Beyrer conceded the devil was in the detail and that work was underway in different sectors to move the process forward.
“We will need to bring the concerned sectors and the concerned regulators at the same table,” he said, adding that both BusinessEurope and the US Chamber of Commerce will submit a joint paper on cross-sectorial aspects of regulatory coherence.
Making it work for chemicals
EU analysts agree that if negotiators succeed finding a way out of the regulatory labyrinth on some sectors, like chemicals, that would set a precedent that could build further political momentum. A high level of non-tariff barriers are used for chemicals, cosmetics and biotechnology, say Center for Economic and Policy Research experts.
“In the area of chemicals legislation the transatlantic divide is huge,” said Lena Perenius, executive director of the European chemicals trade association Cefic.
Some estimates show that removing barriers in chemicals could yield a 8.39% increase in total exports to the US on a value added basis.
The EU and the US regulate chemicals in different ways. European regulation requires that all chemicals sold in Europe be registered with the European Chemicals Agency, while the US requirements are much less strict. Both sides, however, maintain comparable high levels of protection.
Without going for full harmonisation, chemical companies want enhanced regulatory cooperation, Perenius said, stressing the need to share information among EU and US government bodies.
If regulators could agree to coordinate their safety assessments of the same chemicals, companies would not have to repeat tests. This would save costs both for companies and regulators. More alignment also on technical standards could be a first step forward, the Cefic expert said.
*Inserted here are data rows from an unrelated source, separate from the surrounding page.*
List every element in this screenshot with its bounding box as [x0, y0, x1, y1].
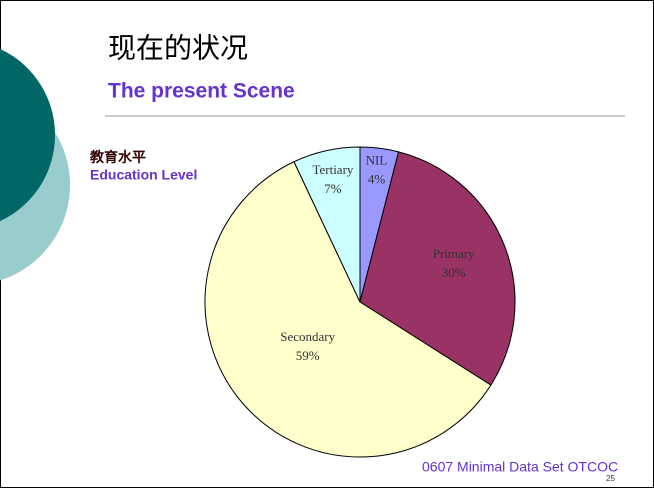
- slice-value-label: 30%: [442, 265, 466, 280]
- slice-value-label: 59%: [296, 348, 320, 363]
- pie-slice: [204, 161, 492, 458]
- slice-label: Secondary: [280, 329, 335, 344]
- title-cn: 现在的状况: [108, 32, 248, 65]
- slice-value-label: 7%: [324, 181, 342, 196]
- pie-chart: NIL 4% Primary 30% Secondary 59% Tertiary 7%: [204, 146, 516, 458]
- slice-label: Tertiary: [312, 162, 353, 177]
- footer: 0607 Minimal Data Set OTCOC: [422, 459, 618, 475]
- title-en: The present Scene: [108, 80, 295, 103]
- subtitle-en: Education Level: [90, 167, 197, 183]
- subtitle-cn: 教育水平: [90, 149, 146, 166]
- slice-value-label: 4%: [368, 171, 386, 186]
- pie-slice: [359, 151, 516, 386]
- slice-label: Primary: [433, 246, 475, 261]
- page-number: 25: [606, 474, 615, 483]
- pie-slice: [293, 146, 361, 303]
- decor-circle-dark: [0, 48, 55, 222]
- slice-label: NIL: [366, 152, 388, 167]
Perenius, however, agrees that it is still too early to see the light at the end of the tunnel, and this round of negotiations will at best set the roadmap for future negotiation rounds.
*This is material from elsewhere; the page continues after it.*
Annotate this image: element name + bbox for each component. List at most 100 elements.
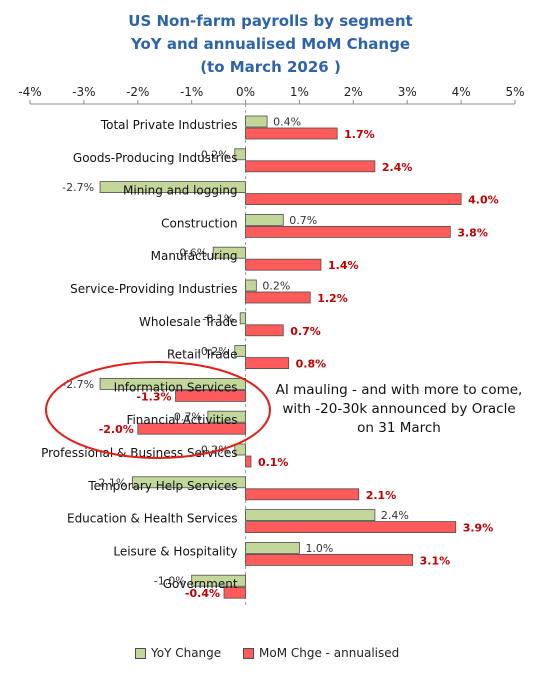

According to a scenario developed the Centre for Economic Policy Research (CEPR), TTIP could lead to 100% reduction in transatlantic tariffs and a 25% decrease in the costs resulting from non-tariffs regulatory barriers, and a 50% reduction in procurement barriers. Just removing half the regulatory barriers to trade would add €200bn to the EU economy.
Both sides will discuss the full range of issues in the next round, but on regulatory cooperation agreeing on approaches would seem already a first step forward.
If successful, the Transatlantic Trade and Investment Partnership (TTIP) is expected to significantly strengthen the EU and US economies by streamlining the two regions’ regulatory regimes – without lowering environmental or product safety standards.